Australians Have Effectively Copped An $800 Pay Cut Without Even Realising
If you didn't receive a 3.5% raise in 2021, you're actually worse off now.
As if the last year hasn’t already been hard enough, the average Australian ended up more than $800 worse off in 2021 than they were in 2020 as a result of the rising cost of living and not-so-rising wages.
According to the Australian Council of Trade Unions President Michele O’Neil, the average worker earning $68,000 per year effectively copped an $832 pay cut in 2021 as wage increases struggled to match the living cost inflation in Australia.
O’Neil’s claims — given in a speech to the Australia Institute on Tuesday — are backed by data from the Australia Bureau of Statistics, which shows wages only growing by 2.3 percent in Australia, while consumer prices skyrocketed by 3.5 percent.

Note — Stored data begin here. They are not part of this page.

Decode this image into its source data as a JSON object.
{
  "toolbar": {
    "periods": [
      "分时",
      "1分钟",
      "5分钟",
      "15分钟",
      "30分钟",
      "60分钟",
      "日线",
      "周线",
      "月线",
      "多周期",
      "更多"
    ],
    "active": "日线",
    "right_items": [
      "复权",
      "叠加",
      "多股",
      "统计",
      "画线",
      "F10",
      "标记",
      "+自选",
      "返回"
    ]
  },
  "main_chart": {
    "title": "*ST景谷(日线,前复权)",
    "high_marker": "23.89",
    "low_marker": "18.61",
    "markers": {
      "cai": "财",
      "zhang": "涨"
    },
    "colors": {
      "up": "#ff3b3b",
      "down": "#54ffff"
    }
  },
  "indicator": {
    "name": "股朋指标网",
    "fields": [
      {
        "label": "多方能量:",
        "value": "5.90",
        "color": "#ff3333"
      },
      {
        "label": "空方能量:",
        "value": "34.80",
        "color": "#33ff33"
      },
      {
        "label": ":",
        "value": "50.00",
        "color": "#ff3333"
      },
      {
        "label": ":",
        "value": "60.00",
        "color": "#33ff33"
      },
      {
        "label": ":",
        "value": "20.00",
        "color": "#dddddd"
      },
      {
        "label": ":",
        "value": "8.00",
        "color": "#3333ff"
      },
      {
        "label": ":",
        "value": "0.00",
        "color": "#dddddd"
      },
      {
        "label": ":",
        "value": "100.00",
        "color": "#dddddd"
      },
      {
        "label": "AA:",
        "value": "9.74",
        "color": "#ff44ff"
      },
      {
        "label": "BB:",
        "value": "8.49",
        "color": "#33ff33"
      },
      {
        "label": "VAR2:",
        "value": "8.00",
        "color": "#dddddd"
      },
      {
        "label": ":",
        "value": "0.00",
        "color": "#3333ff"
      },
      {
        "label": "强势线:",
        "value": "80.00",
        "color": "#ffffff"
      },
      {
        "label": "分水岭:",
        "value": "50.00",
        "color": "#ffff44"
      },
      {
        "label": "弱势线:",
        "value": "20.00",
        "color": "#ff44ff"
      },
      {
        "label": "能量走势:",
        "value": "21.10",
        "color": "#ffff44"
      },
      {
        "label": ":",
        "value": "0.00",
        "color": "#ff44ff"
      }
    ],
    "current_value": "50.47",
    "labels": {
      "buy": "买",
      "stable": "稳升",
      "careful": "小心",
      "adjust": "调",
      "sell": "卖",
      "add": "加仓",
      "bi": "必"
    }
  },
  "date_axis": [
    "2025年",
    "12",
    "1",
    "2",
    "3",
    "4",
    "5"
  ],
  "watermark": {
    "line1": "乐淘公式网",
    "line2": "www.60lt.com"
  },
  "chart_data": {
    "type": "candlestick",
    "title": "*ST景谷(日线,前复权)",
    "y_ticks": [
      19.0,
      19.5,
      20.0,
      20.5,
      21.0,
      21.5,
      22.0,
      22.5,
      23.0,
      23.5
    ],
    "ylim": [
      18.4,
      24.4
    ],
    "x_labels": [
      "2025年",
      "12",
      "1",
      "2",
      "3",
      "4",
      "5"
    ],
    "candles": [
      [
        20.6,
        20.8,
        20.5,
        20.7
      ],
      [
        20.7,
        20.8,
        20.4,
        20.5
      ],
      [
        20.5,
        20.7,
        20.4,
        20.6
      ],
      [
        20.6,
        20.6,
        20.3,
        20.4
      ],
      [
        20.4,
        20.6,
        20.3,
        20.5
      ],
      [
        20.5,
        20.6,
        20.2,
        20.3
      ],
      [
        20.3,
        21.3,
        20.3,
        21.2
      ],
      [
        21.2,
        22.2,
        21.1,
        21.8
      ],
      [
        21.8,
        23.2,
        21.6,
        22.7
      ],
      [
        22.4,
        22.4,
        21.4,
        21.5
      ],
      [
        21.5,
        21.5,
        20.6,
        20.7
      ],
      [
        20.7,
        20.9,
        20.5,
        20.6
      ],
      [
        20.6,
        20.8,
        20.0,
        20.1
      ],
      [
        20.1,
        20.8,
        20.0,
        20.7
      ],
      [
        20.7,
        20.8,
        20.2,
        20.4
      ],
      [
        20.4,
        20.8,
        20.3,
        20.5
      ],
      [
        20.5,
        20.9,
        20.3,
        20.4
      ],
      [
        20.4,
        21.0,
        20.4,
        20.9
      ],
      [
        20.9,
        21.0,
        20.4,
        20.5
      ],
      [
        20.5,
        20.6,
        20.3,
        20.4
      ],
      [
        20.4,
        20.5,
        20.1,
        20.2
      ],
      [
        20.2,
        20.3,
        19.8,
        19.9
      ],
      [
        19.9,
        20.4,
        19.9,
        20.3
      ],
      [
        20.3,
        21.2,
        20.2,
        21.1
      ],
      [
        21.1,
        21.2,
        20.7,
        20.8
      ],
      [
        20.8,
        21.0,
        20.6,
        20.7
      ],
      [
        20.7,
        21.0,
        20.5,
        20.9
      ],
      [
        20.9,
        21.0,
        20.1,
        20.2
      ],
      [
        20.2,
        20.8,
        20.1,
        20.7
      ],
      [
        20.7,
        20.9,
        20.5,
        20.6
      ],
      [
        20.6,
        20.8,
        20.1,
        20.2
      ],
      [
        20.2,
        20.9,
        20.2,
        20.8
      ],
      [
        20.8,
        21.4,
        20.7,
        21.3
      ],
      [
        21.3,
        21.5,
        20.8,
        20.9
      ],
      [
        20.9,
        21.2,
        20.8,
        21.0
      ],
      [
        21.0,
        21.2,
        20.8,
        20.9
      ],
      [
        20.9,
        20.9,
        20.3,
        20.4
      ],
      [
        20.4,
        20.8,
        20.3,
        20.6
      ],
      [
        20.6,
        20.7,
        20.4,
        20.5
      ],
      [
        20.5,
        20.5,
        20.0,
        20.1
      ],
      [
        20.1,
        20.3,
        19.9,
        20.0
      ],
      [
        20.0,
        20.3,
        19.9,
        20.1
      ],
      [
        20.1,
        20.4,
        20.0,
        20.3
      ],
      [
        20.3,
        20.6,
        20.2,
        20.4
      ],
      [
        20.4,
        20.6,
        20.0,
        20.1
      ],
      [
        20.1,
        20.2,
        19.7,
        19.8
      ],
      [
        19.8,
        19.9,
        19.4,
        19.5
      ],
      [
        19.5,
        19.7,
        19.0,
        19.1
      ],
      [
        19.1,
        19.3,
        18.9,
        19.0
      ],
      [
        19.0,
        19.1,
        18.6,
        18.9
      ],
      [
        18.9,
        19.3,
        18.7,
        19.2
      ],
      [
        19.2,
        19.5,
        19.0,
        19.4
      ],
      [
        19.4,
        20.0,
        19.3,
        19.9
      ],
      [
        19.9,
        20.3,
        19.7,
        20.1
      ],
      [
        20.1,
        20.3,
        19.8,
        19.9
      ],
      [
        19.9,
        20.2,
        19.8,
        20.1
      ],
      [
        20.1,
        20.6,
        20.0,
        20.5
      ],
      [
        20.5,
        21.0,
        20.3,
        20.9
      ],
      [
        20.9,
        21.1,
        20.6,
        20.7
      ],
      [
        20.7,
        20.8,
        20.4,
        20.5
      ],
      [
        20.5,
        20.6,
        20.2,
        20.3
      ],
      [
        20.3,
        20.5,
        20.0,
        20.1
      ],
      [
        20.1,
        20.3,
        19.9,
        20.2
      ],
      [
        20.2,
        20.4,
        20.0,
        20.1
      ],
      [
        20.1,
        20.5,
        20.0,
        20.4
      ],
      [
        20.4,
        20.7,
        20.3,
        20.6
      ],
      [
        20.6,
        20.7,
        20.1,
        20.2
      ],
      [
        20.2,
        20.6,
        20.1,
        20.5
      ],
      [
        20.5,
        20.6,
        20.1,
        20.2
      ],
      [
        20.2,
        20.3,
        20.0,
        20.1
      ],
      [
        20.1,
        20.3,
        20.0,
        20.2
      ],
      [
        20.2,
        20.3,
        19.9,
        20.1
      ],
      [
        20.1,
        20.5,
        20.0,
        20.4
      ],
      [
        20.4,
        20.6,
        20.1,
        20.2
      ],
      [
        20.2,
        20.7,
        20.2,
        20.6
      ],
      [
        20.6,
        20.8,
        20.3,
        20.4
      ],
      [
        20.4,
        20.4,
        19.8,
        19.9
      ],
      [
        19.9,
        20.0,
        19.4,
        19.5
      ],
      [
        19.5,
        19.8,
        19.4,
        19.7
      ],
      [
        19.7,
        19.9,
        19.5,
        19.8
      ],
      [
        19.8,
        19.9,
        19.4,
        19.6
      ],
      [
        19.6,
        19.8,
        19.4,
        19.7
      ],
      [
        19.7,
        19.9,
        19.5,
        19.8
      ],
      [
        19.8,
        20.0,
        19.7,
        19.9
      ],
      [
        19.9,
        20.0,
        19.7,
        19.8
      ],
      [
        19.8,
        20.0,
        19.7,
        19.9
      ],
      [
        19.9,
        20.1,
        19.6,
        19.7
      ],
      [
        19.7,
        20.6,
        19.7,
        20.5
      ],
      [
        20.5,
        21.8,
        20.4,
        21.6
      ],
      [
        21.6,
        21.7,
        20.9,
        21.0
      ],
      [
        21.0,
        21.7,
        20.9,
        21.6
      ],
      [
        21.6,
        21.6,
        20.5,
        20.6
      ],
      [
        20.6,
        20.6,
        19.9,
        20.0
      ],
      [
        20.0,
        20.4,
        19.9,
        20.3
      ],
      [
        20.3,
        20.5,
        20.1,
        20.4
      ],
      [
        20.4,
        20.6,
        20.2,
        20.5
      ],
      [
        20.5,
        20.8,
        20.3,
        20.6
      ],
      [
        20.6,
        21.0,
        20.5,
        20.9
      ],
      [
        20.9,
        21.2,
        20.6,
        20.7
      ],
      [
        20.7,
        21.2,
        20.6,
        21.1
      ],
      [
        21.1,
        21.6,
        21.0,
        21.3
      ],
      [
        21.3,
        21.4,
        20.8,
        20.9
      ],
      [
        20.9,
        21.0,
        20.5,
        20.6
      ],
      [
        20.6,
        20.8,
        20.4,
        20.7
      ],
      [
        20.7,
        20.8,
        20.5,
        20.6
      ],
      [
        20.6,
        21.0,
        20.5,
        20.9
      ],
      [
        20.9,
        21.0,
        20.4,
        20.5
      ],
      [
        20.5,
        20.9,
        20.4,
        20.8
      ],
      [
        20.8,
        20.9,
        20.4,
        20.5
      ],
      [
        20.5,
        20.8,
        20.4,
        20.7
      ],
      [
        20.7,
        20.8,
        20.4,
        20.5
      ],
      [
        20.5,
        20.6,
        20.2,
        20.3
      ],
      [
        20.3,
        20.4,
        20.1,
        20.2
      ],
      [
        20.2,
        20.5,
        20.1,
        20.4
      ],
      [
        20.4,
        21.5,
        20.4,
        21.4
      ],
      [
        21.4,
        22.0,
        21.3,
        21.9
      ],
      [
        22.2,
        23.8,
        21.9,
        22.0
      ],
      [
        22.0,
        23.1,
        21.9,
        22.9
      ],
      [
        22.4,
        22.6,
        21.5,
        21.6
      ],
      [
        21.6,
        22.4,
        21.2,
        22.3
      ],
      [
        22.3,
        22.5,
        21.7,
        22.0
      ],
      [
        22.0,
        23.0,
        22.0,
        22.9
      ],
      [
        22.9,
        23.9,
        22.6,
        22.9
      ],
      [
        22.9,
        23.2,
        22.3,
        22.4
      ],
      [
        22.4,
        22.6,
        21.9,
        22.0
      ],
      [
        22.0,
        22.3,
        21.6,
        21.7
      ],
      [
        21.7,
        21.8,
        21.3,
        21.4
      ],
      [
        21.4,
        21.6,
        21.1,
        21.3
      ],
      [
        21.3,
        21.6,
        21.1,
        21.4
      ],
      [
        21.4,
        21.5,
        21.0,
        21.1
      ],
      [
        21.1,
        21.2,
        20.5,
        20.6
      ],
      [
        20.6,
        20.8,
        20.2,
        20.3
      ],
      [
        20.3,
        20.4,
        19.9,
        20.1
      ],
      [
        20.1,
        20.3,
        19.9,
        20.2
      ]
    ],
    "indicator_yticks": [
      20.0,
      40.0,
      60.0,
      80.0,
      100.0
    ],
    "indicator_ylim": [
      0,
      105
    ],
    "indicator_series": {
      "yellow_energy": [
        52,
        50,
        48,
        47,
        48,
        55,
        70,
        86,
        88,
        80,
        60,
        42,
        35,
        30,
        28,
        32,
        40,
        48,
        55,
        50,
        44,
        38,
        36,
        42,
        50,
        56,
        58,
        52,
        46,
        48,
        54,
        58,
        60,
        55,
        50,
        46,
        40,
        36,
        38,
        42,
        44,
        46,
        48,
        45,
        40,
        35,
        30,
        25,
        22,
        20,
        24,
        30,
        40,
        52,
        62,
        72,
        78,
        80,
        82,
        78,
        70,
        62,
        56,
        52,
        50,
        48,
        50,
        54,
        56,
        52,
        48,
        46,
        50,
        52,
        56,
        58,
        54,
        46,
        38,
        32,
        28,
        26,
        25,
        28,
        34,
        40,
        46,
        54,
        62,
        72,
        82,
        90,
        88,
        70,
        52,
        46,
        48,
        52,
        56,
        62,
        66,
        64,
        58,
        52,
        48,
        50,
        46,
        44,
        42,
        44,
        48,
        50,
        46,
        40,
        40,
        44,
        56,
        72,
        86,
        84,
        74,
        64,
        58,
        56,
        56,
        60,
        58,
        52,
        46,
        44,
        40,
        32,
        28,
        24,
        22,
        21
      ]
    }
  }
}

“Shockingly, it is actually worse for the workers who have been on the frontline keeping the country going during the pandemic,” said O’Neil. “The cost of living issue has been compounded by nine years of low wage growth, continued attacks on workers’ rights and conditions, and the increases under this government of casual and insecure work.”
The decrease was even more significant for those in essential work like transport and warehousing, where salaries effectively dropped by as much as $1,497, followed closely by a $1,362 drop for education workers and $1,185 in admin.
So basically, if your pay didn’t go up by at least 3.5 percent in the 2021/22 financial year, you effectively copped a pretty hefty pay cut, which explains why it may feel like you’re struggling more than last year.
While you can — and should — try your hand at negotiating a higher salary if you’re in a salaried position, this isn’t quite so easy for casual worker or those on an hourly wage.
For those working for an hourly wage, we’re really dependent on the government to step in and ensure people aren’t ending up worse off as inflation continues to wreak havoc on Australian life.
Treasurer Won’t “Take Lectures”
However, according to The Guardian, Josh Frydenberg has already asserted that he won’t “take lectures from the unions or the Labor party on wages”, so it is probably not worth holding your breath for things to get better any time soon — especially considering he already admitted there was a problem last year.
In a speech last year, Frydenberg acknowledged that inflation was growing faster than wages but asserted that the solution was a focus on jobs.
“The key to driving increased real wages is actually to get a tighter labour market,” he said at the time, noting that the government remains firm on its position to leave the call for raising minimum wage up to FairWork. “That’s why you’ve seen in these budget papers that the unemployment rate comes below 5 percent by the end of next year.”
This sentiment was again echoed earlier this year by Treasury secretary Steven Kennedy in an address to the senate estimates that also noted that the department isn’t exactly sure when the tipping point for a new wages boom will actually happen.
Technically speaking, wages are rising at the fastest pace we’ve seen since COVID first kicked off in 2020, but until it meets — or exceeds — the increase in cost of living, life will only continue to get tougher for Australians.